Szef opozycyjnej partii wszedł na teren więzienia, gdzie rozmawiał z dyrekcją. – Próbowałem przekonać, że to krótkie spotkanie w obecności funkcjonariusza. Nie rozmawialibyśmy przecież o jakichś tajemnicach. Chciałem zobaczyć w jakim stanie jest pan minister, ale zapewniono mnie, że nie ma dożylnego odżywiania. Nie ma mowy o dożywianiu dolegliwym, czyli przez nos – oświadczył Kaczyński w rozmowie z TV Republika.
Polityk próbował także zagrać na emocjach widzów, zasłaniając się żoną Wąsika. – Małżonka jest bardzo zaniepokojona, limit pobytów dwa razy w miesiącu już się wyczerpał. Zdenerwowanie żony jest dla mnie uzasadnione.

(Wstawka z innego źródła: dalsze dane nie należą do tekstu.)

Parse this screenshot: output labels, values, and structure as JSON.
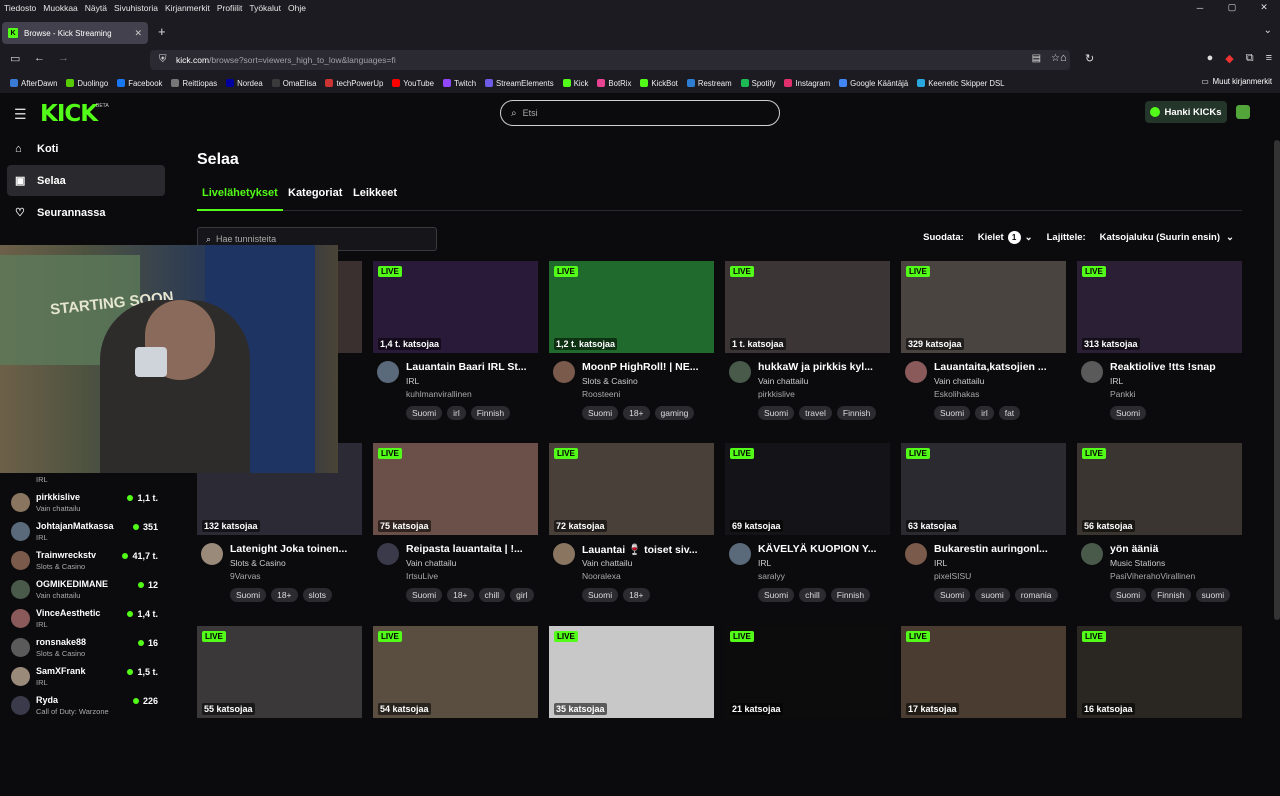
{
  "menubar": [
    "Tiedosto",
    "Muokkaa",
    "Näytä",
    "Sivuhistoria",
    "Kirjanmerkit",
    "Profiilit",
    "Työkalut",
    "Ohje"
  ],
  "browser": {
    "tab_title": "Browse - Kick Streaming",
    "url_domain": "kick.com",
    "url_path": "/browse?sort=viewers_high_to_low&languages=fi"
  },
  "bookmarks": [
    {
      "label": "AfterDawn",
      "color": "#3a7bd5"
    },
    {
      "label": "Duolingo",
      "color": "#58cc02"
    },
    {
      "label": "Facebook",
      "color": "#1877f2"
    },
    {
      "label": "Reittiopas",
      "color": "#777777"
    },
    {
      "label": "Nordea",
      "color": "#0000a0"
    },
    {
      "label": "OmaElisa",
      "color": "#3a3a3a"
    },
    {
      "label": "techPowerUp",
      "color": "#c33"
    },
    {
      "label": "YouTube",
      "color": "#ff0000"
    },
    {
      "label": "Twitch",
      "color": "#9146ff"
    },
    {
      "label": "StreamElements",
      "color": "#6c5ce7"
    },
    {
      "label": "Kick",
      "color": "#53fc18"
    },
    {
      "label": "BotRix",
      "color": "#e84393"
    },
    {
      "label": "KickBot",
      "color": "#53fc18"
    },
    {
      "label": "Restream",
      "color": "#2d7dd2"
    },
    {
      "label": "Spotify",
      "color": "#1db954"
    },
    {
      "label": "Instagram",
      "color": "#e1306c"
    },
    {
      "label": "Google Kääntäjä",
      "color": "#4285f4"
    },
    {
      "label": "Keenetic Skipper DSL",
      "color": "#2aa8e0"
    }
  ],
  "bookmarks_other": "Muut kirjanmerkit",
  "header": {
    "logo": "KICK",
    "beta": "BETA",
    "search_placeholder": "Etsi",
    "get_kicks": "Hanki KICKs"
  },
  "sidebar": {
    "nav": [
      {
        "label": "Koti",
        "icon": "home-icon"
      },
      {
        "label": "Selaa",
        "icon": "browse-icon"
      },
      {
        "label": "Seurannassa",
        "icon": "heart-icon"
      }
    ],
    "channels": [
      {
        "name": "",
        "category": "IRL",
        "viewers": ""
      },
      {
        "name": "pirkkislive",
        "category": "Vain chattailu",
        "viewers": "1,1 t."
      },
      {
        "name": "JohtajanMatkassa",
        "category": "IRL",
        "viewers": "351"
      },
      {
        "name": "Trainwreckstv",
        "category": "Slots & Casino",
        "viewers": "41,7 t."
      },
      {
        "name": "OGMIKEDIMANE",
        "category": "Vain chattailu",
        "viewers": "12"
      },
      {
        "name": "VinceAesthetic",
        "category": "IRL",
        "viewers": "1,4 t."
      },
      {
        "name": "ronsnake88",
        "category": "Slots & Casino",
        "viewers": "16"
      },
      {
        "name": "SamXFrank",
        "category": "IRL",
        "viewers": "1,5 t."
      },
      {
        "name": "Ryda",
        "category": "Call of Duty: Warzone",
        "viewers": "226"
      }
    ]
  },
  "main": {
    "title": "Selaa",
    "tabs": [
      "Livelähetykset",
      "Kategoriat",
      "Leikkeet"
    ],
    "tag_search_placeholder": "Hae tunnisteita",
    "filter_label": "Suodata:",
    "languages_label": "Kielet",
    "languages_count": "1",
    "sort_label": "Lajittele:",
    "sort_value": "Katsojaluku (Suurin ensin)",
    "live_badge": "LIVE"
  },
  "streams": [
    {
      "viewers": "",
      "title": "",
      "category": "",
      "user": "",
      "tags": [],
      "thumb": "#3a3030"
    },
    {
      "viewers": "1,4 t. katsojaa",
      "title": "Lauantain Baari IRL St...",
      "category": "IRL",
      "user": "kuhlmanvirallinen",
      "tags": [
        "Suomi",
        "irl",
        "Finnish"
      ],
      "thumb": "#2a1a3a"
    },
    {
      "viewers": "1,2 t. katsojaa",
      "title": "MoonP HighRoll! | NE...",
      "category": "Slots & Casino",
      "user": "Roosteeni",
      "tags": [
        "Suomi",
        "18+",
        "gaming"
      ],
      "thumb": "#1f6a2c"
    },
    {
      "viewers": "1 t. katsojaa",
      "title": "hukkaW ja pirkkis kyl...",
      "category": "Vain chattailu",
      "user": "pirkkislive",
      "tags": [
        "Suomi",
        "travel",
        "Finnish"
      ],
      "thumb": "#3b3535"
    },
    {
      "viewers": "329 katsojaa",
      "title": "Lauantaita,katsojien ...",
      "category": "Vain chattailu",
      "user": "Eskolihakas",
      "tags": [
        "Suomi",
        "irl",
        "fat"
      ],
      "thumb": "#4a4440"
    },
    {
      "viewers": "313 katsojaa",
      "title": "Reaktiolive !tts !snap",
      "category": "IRL",
      "user": "Pankki",
      "tags": [
        "Suomi"
      ],
      "thumb": "#2a1f35"
    },
    {
      "viewers": "132 katsojaa",
      "title": "Latenight Joka toinen...",
      "category": "Slots & Casino",
      "user": "9Varvas",
      "tags": [
        "Suomi",
        "18+",
        "slots"
      ],
      "thumb": "#2c2a35"
    },
    {
      "viewers": "75 katsojaa",
      "title": "Reipasta lauantaita | !...",
      "category": "Vain chattailu",
      "user": "IrtsuLive",
      "tags": [
        "Suomi",
        "18+",
        "chill",
        "girl"
      ],
      "thumb": "#6a5048"
    },
    {
      "viewers": "72 katsojaa",
      "title": "Lauantai 🍷 toiset siv...",
      "category": "Vain chattailu",
      "user": "Nooralexa",
      "tags": [
        "Suomi",
        "18+"
      ],
      "thumb": "#4a403a"
    },
    {
      "viewers": "69 katsojaa",
      "title": "KÄVELYÄ KUOPION Y...",
      "category": "IRL",
      "user": "saralyy",
      "tags": [
        "Suomi",
        "chill",
        "Finnish"
      ],
      "thumb": "#141418"
    },
    {
      "viewers": "63 katsojaa",
      "title": "Bukarestin auringonl...",
      "category": "IRL",
      "user": "pixelSISU",
      "tags": [
        "Suomi",
        "suomi",
        "romania"
      ],
      "thumb": "#2a2a30"
    },
    {
      "viewers": "56 katsojaa",
      "title": "yön ääniä",
      "category": "Music Stations",
      "user": "PasiViherahoVirallinen",
      "tags": [
        "Suomi",
        "Finnish",
        "suomi"
      ],
      "thumb": "#3a3530"
    },
    {
      "viewers": "55 katsojaa",
      "title": "",
      "category": "",
      "user": "",
      "tags": [],
      "thumb": "#3a3838"
    },
    {
      "viewers": "54 katsojaa",
      "title": "",
      "category": "",
      "user": "",
      "tags": [],
      "thumb": "#5a4e40"
    },
    {
      "viewers": "35 katsojaa",
      "title": "",
      "category": "",
      "user": "",
      "tags": [],
      "thumb": "#c8c8c8"
    },
    {
      "viewers": "21 katsojaa",
      "title": "",
      "category": "",
      "user": "",
      "tags": [],
      "thumb": "#0c0c0c"
    },
    {
      "viewers": "17 katsojaa",
      "title": "",
      "category": "",
      "user": "",
      "tags": [],
      "thumb": "#4a3c30"
    },
    {
      "viewers": "16 katsojaa",
      "title": "",
      "category": "",
      "user": "",
      "tags": [],
      "thumb": "#2a2622"
    }
  ],
  "webcam_poster_text": "STARTING SOON"
}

Nie dałem tu jednak rady nic zrobić, bo przepisy są jednoznaczne – stwierdził szef Prawa i Sprawiedliwości.
Duda zaczął postępowanie ułaskawieniowe
Jak informowaliśmy wielokrotnie w naTemat.pl, póki co Andrzej Duda nie zdecydował się także na – zgodne tym razem z prawem – ponowne ułaskawienie Mariusza Kamińskiego i Macieja Wąsika.
Prezydent wybrał inną drogę i wszczął postępowanie ułaskawieniowe, co – według ekspertów – daje możliwość "podtrzymania retoryki do tego, że sądy i prokurator generalny przetrzymują 'więźniów politycznych'".
W międzyczasie żony polityków wystosowały kolejne pismo do szefa MS Adama Bodnara. "W obawie o stan zdrowia i zagrożenie życia posłów na Sejm RP Mariusza Kamińskiego i Macieja Wąsika, ich żony apelują do ministra Adama Bodnara o natychmiastowe przekazanie dokumentów ułaskawieniowych do prezydenta Andrzeja Dudy" – przekazał w czwartek Komitet Obrony Więźniów Politycznych w serwisie X.
Kamiński jest jednak przymusowo dokarmiany.